Peuple courage – L’édito de Patrice Chabanet
Les joueurs iraniens ont perdu leur match contre l’Angleterre. Un démarrage difficile, bien que prévisible, dans ce Mondial. Mais l’Histoire, pas seulement du football, retiendra d’abord leur victoire sur la peur. Ne pas desserrer les lèvres pendant l’hymne national de leur pays constitue en effet une magnifique leçon de courage. Pas de calcul politique. Juste une détermination absolue, celle de faire plier la mollahcratie et sa poigne de fer sur l’Iran. Les footballeurs, ils le savent, ont pris des risques exorbitants pour eux-mêmes ou leurs familles. Une forme de reconnaissance à l’égard des femmes et des jeunes qui ont ouvert la voie.
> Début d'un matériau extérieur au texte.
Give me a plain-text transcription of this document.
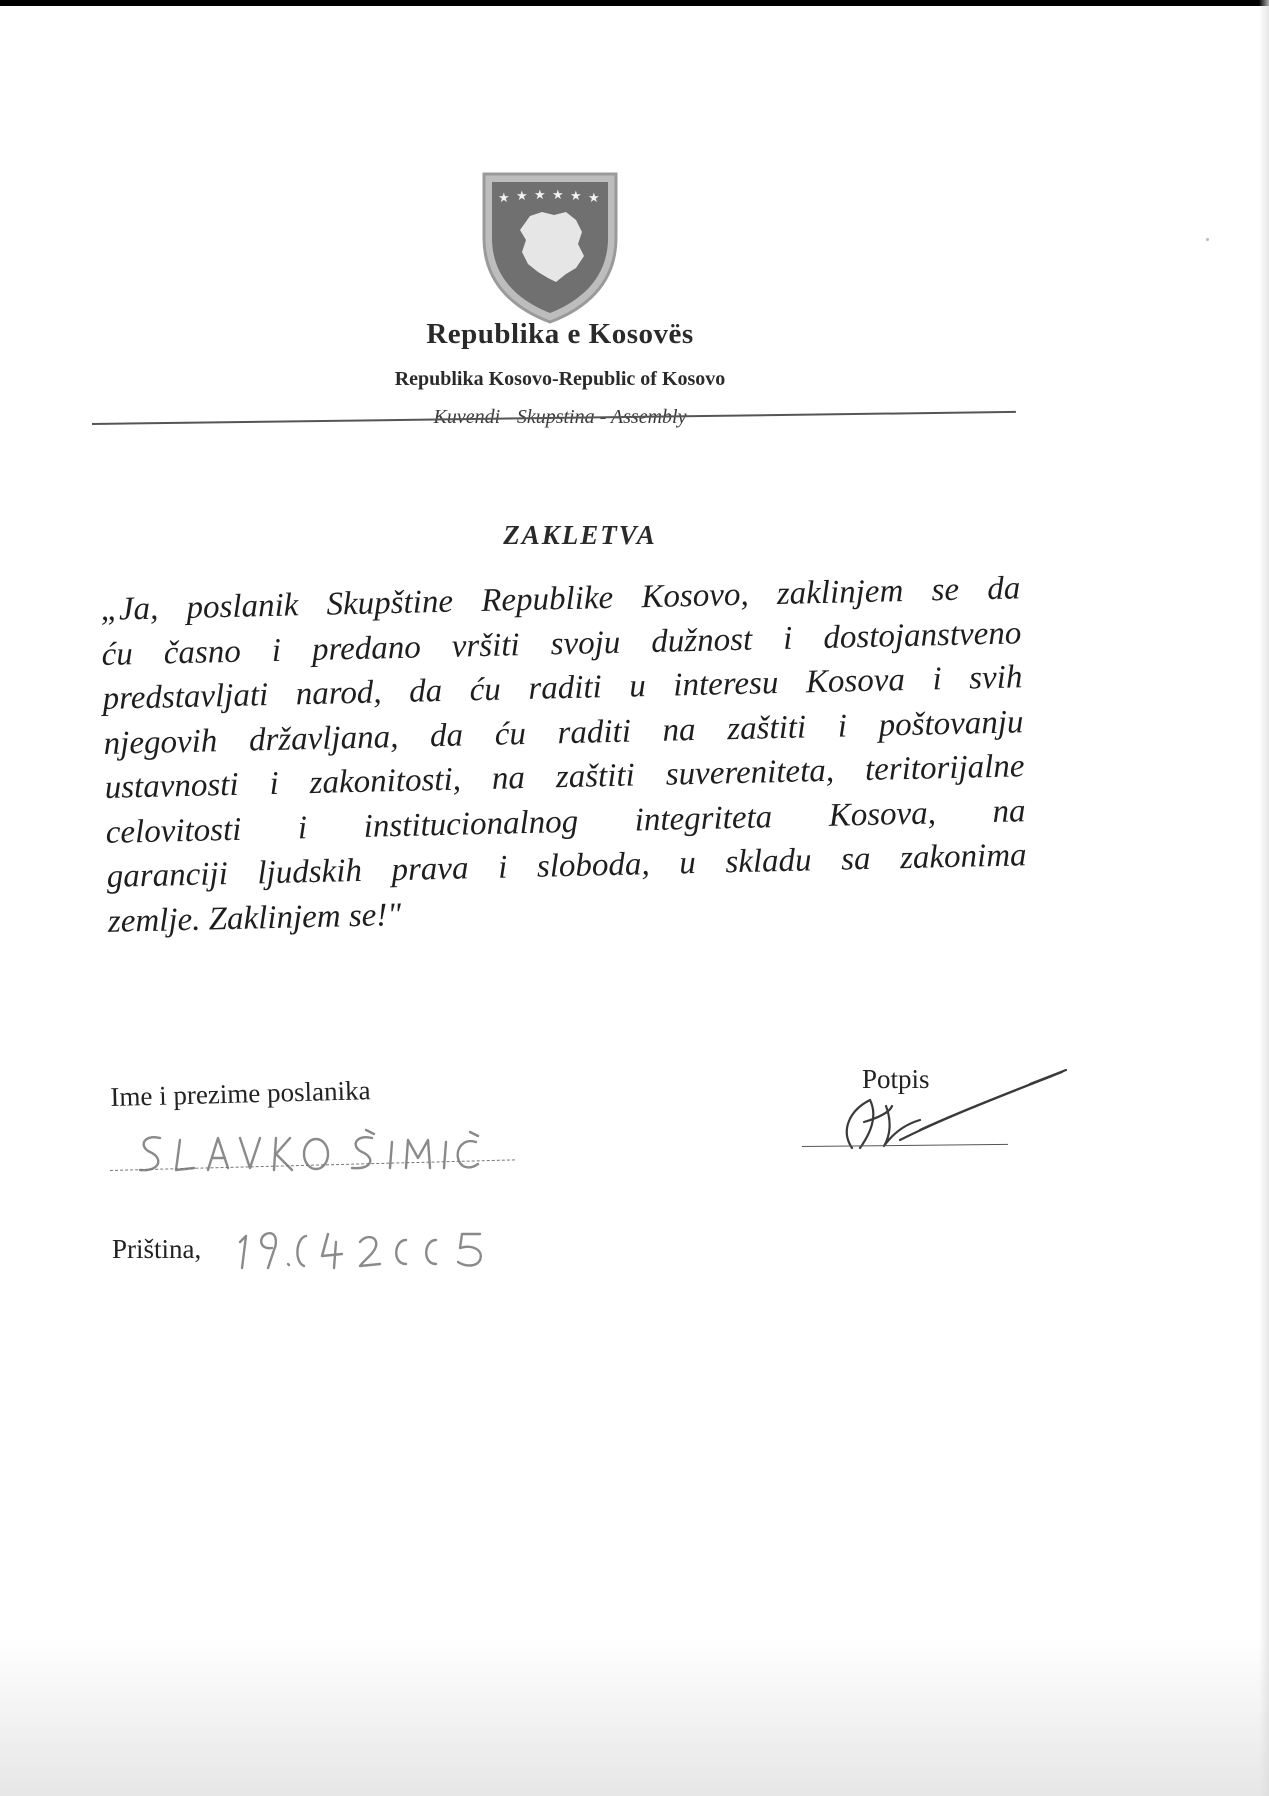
★ ★ ★ ★ ★ ★
Republika e Kosovës
Republika Kosovo-Republic of Kosovo
Kuvendi - Skupstina - Assembly
ZAKLETVA
„Ja, poslanik Skupštine Republike Kosovo, zaklinjem se da
ću časno i predano vršiti svoju dužnost i dostojanstveno
predstavljati narod, da ću raditi u interesu Kosova i svih
njegovih državljana, da ću raditi na zaštiti i poštovanju
ustavnosti i zakonitosti, na zaštiti suvereniteta, teritorijalne
celovitosti i institucionalnog integriteta Kosova, na
garanciji ljudskih prava i sloboda, u skladu sa zakonima
zemlje. Zaklinjem se!"
Ime i prezime poslanika	Potpis
Priština,
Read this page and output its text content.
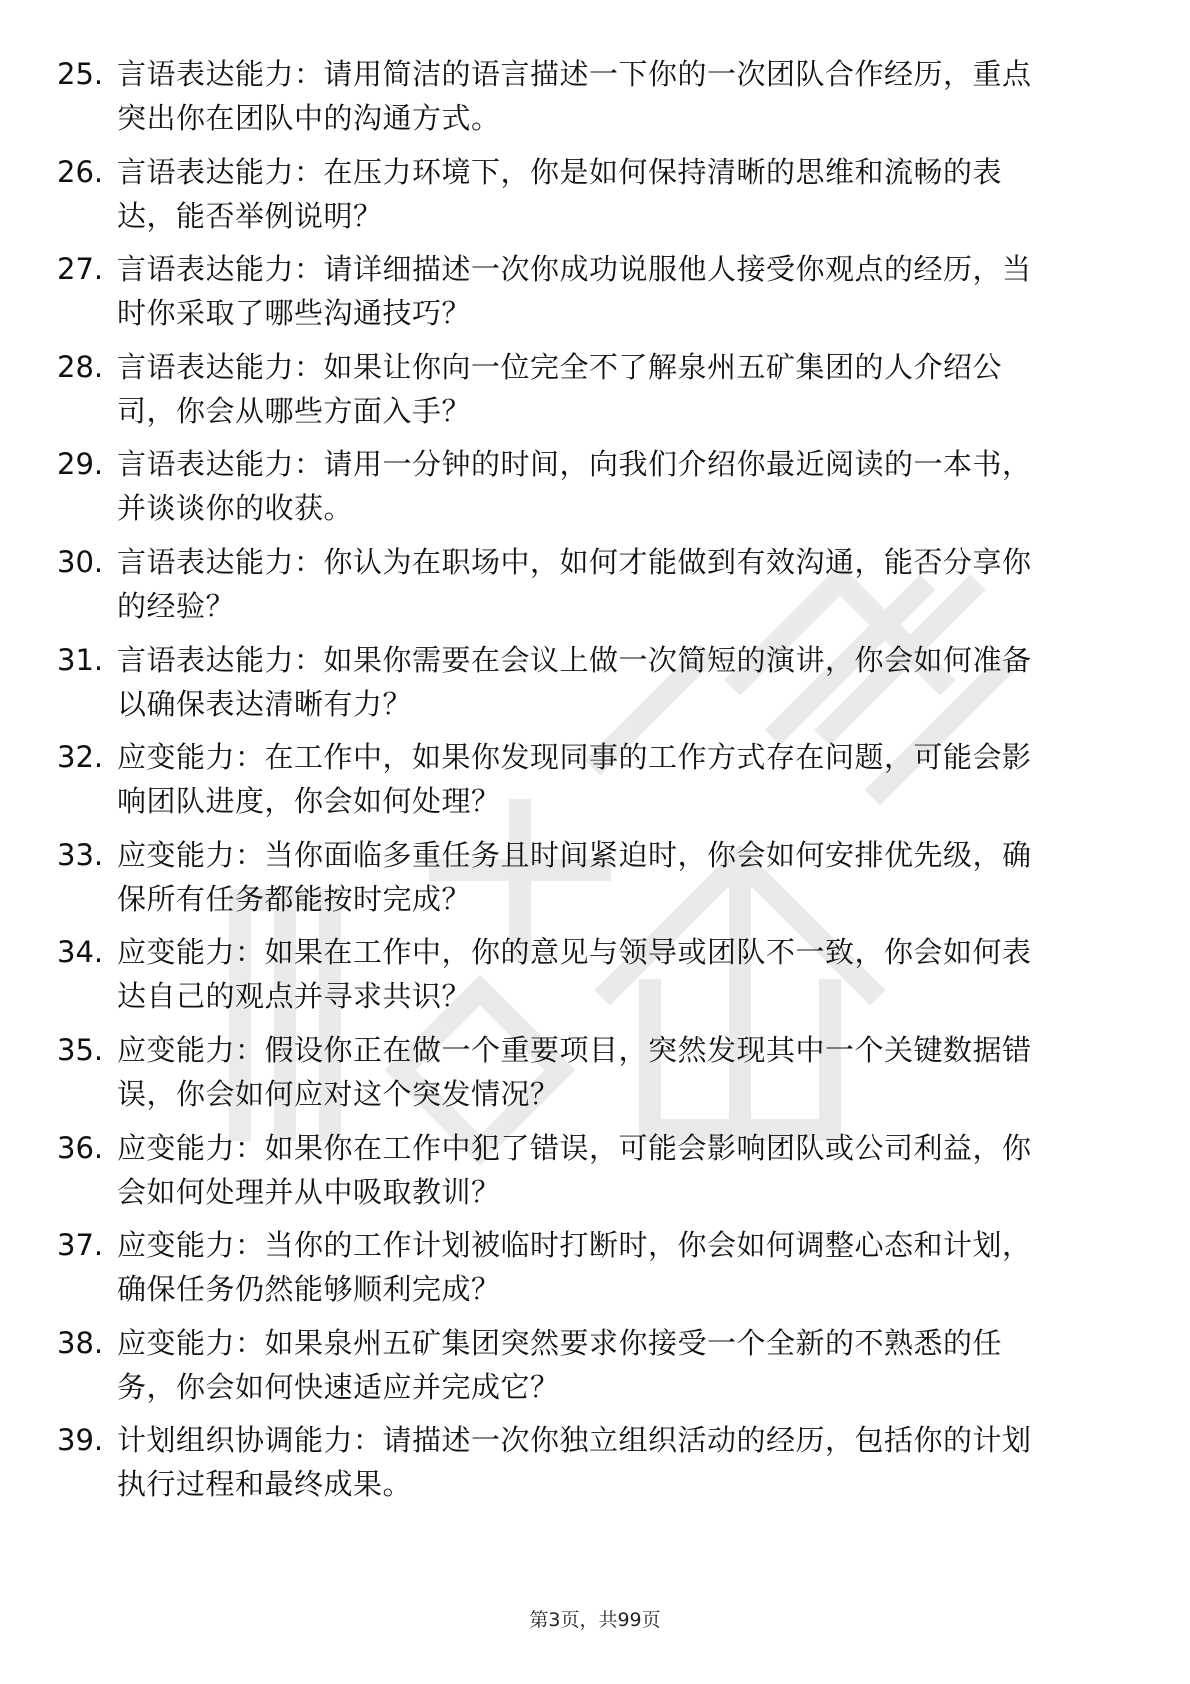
25. 言语表达能力：请用简洁的语言描述一下你的一次团队合作经历，重点突出你在团队中的沟通方式。
26. 言语表达能力：在压力环境下，你是如何保持清晰的思维和流畅的表达，能否举例说明？
27. 言语表达能力：请详细描述一次你成功说服他人接受你观点的经历，当时你采取了哪些沟通技巧？
28. 言语表达能力：如果让你向一位完全不了解泉州五矿集团的人介绍公司，你会从哪些方面入手？
29. 言语表达能力：请用一分钟的时间，向我们介绍你最近阅读的一本书，并谈谈你的收获。
30. 言语表达能力：你认为在职场中，如何才能做到有效沟通，能否分享你的经验？
31. 言语表达能力：如果你需要在会议上做一次简短的演讲，你会如何准备以确保表达清晰有力？
32. 应变能力：在工作中，如果你发现同事的工作方式存在问题，可能会影响团队进度，你会如何处理？
33. 应变能力：当你面临多重任务且时间紧迫时，你会如何安排优先级，确保所有任务都能按时完成？
34. 应变能力：如果在工作中，你的意见与领导或团队不一致，你会如何表达自己的观点并寻求共识？
35. 应变能力：假设你正在做一个重要项目，突然发现其中一个关键数据错误，你会如何应对这个突发情况？
36. 应变能力：如果你在工作中犯了错误，可能会影响团队或公司利益，你会如何处理并从中吸取教训？
37. 应变能力：当你的工作计划被临时打断时，你会如何调整心态和计划，确保任务仍然能够顺利完成？
38. 应变能力：如果泉州五矿集团突然要求你接受一个全新的不熟悉的任务，你会如何快速适应并完成它？
39. 计划组织协调能力：请描述一次你独立组织活动的经历，包括你的计划执行过程和最终成果。
第3页，共99页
Plusieurs centaines ont été tués dans des manifestations contre le régime pour protester contre l’exécution – il n’y a pas d’autre mot – de la jeune Masha Amini dont le foulard laissait échapper quelques mèches de cheveux.
Paradoxalement, plus le régime de Téhéran se montre féroce, plus la contestation s’étend. La raison en est simple : les contestataires n’ont plus rien à perdre. Ils sont allés trop loin pour reculer. Mais la confrontation risque de durer longtemps : les forces de répression ne laissent pas apparaître la moindre fragilité. Les gardiens de la Révolution, véritable milice militaro-religieuse, n’ont pas d’état d’âme. Les démocrates peuvent espérer des craquements dans l’armée, mais rien qui puisse laisser présager un effondrement. En 1979, l’imam Khomeiny était parvenu au pouvoir après des années de contestation. Aujourd’hui, c’est le mouvement inverse qui se développe. L’amorce d’une déconstruction tant espérée. Dans le sang.